This week, most of the class I’m teaching on my final placement went off on a residential trip. So those left behind joined with what was left of the year 4/5 class and with 33 children between two teachers, we had a chance to try a few fun things out.
I’ve wanted to use the Night Zoo Keeper project out with kids since I first heard Oliver Quinlan discussing it on twitter via his live blog of his time at Start up Weekend, London Edu, which the Night Zoo Keeper project won.
The idea is that the Night Zoo Keeper is party to all kinds of things the animals in his zoo get up to at night. They become mysterious, creative creatures. The Night Zoo Keeper says:
“Hello and welcome to my zoo. This zoo is unlike any other in the world. Here you can awaken your imagination and play under the light of stars. Together, we will answer the question: what do animals dream about? So if you want to play loads of creative games, read about amazing animals and create your very own, become a Night Zookeeper.”
I adapted the one day curriculum plans to fit into three literacy lessons over three consecutive days. The plans were really clear, easy to use and adapt to suit our children (a mixed group of year 4 to 6 children). We decided to make fill our Night Zoo with Australian animals, as this was our theme over the three days for all our work. I signed up, registered our class and got started! I’ve been following Paul from the project on twitter for a while, so it was reassuring to chat to him online and I was delighted when he even emailed me some extra resources and took the time to encourage our ideas about Australian animals. That personal touch really added something special to the project for me as a teacher, and gave me the security of knowing he was only a tweet away if I got stuck.

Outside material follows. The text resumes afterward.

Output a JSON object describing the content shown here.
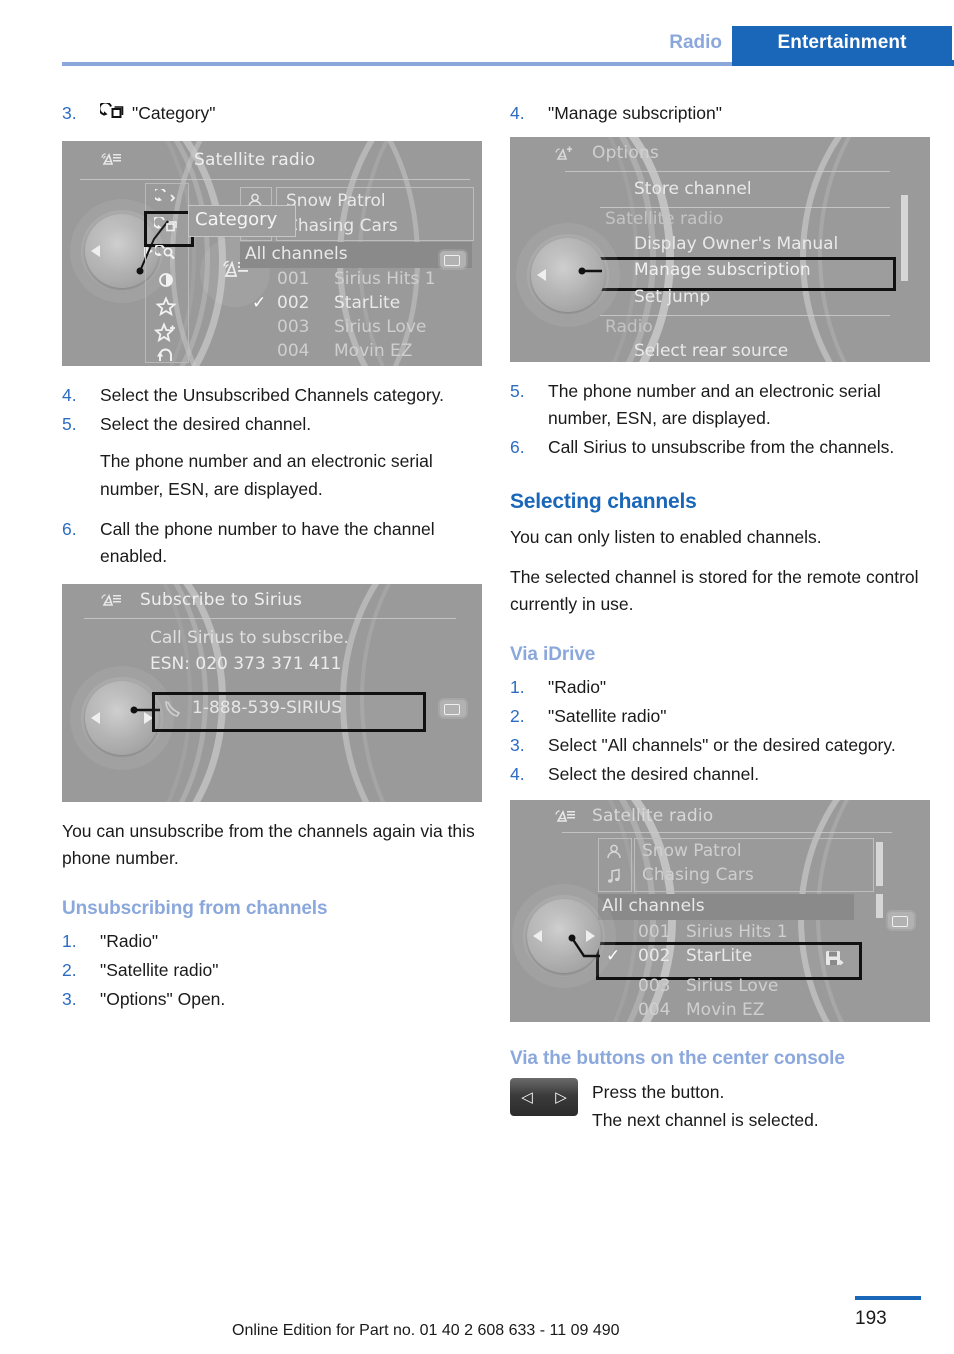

The children listened to the first three chapters of the story on the site, then started to brain storm their own animals using the scaffold provided by the project. The next day, they split into two groups and worked in rotation to complete a few missions on the website and to paint pictures of their animals. I took photos of them and resized them to cope with the school’s somewhat slow network, ready for uploading on the final day. The children worked in pairs to create accounts within our class area (using the group registration code I had set up) and followed the prompts to add their animal profile and mission. Some went on to write stories about their animals and upload those too from home!
I will definitely do the project again, I am teaching year 4 next year and am sure I can fit it in somewhere. It really got the children’s imaginations going, and they particularly loved the missions, as demonstrated by how well they linked their animals to the missions they created – see Jessie the snake below, who challenged everyone to a hissing competition!